四、反則・非道・非常識(3)

陳屯長ちんとんちょうが隊長をなじる。
「ここは戦場じゃないし、彼は敵兵じゃありませんよ。非常識じゃないですか。」
「おっと、こいつはうっかりしちまった。へっへっへ、可哀相に。俺に立ち向かっちまったのが運の尽きだったなあ。ご愁傷様。」
まったくあきれた。他人には軍刀術の型を正確にならうのは大切だと説きながら、自分は構えもしないでこんな汚い勝ち方をして平然としている。なんと非道な男だろう。隊長は楽しげに棒をぶんぶんと振り回した。
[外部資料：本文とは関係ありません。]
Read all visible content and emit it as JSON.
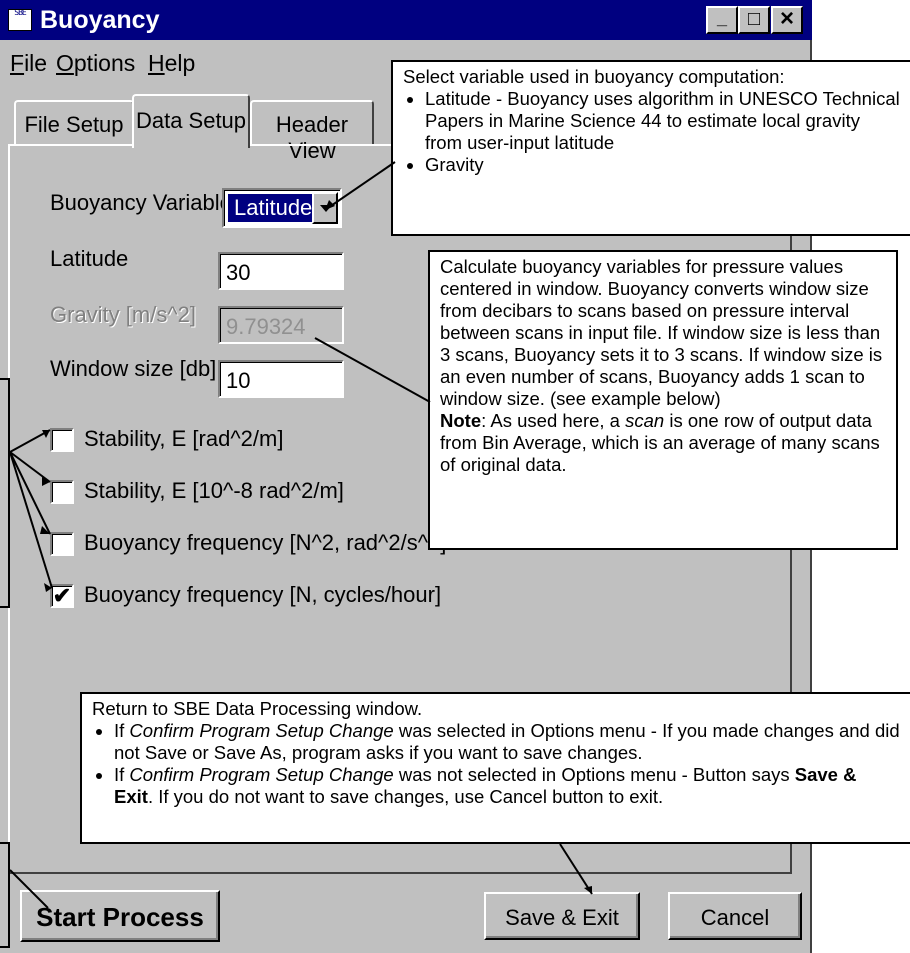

「さて、この人でなしの韓英に怒りの鉄槌を加える奴いる? 鉄槌じゃなくて棒きれだけどな。」
「くたばれ!」
こう言ってかかっていったのは子儀と同じ伍の宋仲謙そうちゅうけんだ。
「援護しろ!」
上官の孫什長が指示を出す。隊長は嬉しそうに十人を手当たり次第にぶちのめす。他の隊員たちもすっかり熱くなり続々と乱闘に加わる。
「かかれ!」
「人海戦術だ!」
「殺せ!」
「足を狙え!」
「後ろ取れ!」
何がどうなっているんだか分からないが、近寄るそばから次々と打ち倒されていく。
「ギャハハハ、倒れろ! 泣け! 打ちひしがれろ! おのれの無力さを思い知るがいい!」
それ完璧に悪者の言い様じゃないか。隊長が俺に呼びかける。
「おい季寧、ボケっとしてんじゃねえぞ。憎い隊長をぶちのめす好機だぜ。今ならうっかり殺しちまっても事故で済む。ほら見ろ、隊長こんなに大勢の精兵に囲まれちまった。へっ、来たぜ、ほら危ない! 今だ、殺れ!」
今だ、殺れ! と言われて素直にやる奴は馬鹿だ。返り討ちにする公算があって挑発してるに違いない。俺は馬鹿丸出しで隊長に打ちかかる。野郎、ナメやがって! 死ね、韓英!

 ……そういうことか。理解した。
 何がどうなったのか分からないがいつの間にかきれいに仰向けになって雁が列を作って遠くを飛んでいくのを眺めながら、俺はさとった。隊長が「殺れ!」と言って俺を誘ったのは、本当は隊長が俺を殺っちまいたかったんだろう。自分から部下に手出しするわけにいかないもんで、俺からやらせたわけだ。ふうん、そう。
 ナメた真似しやがって。ちょいとぶっ飛ばしたくらいで俺の闘志が消えると思うなよ。野郎、ブッ殺す!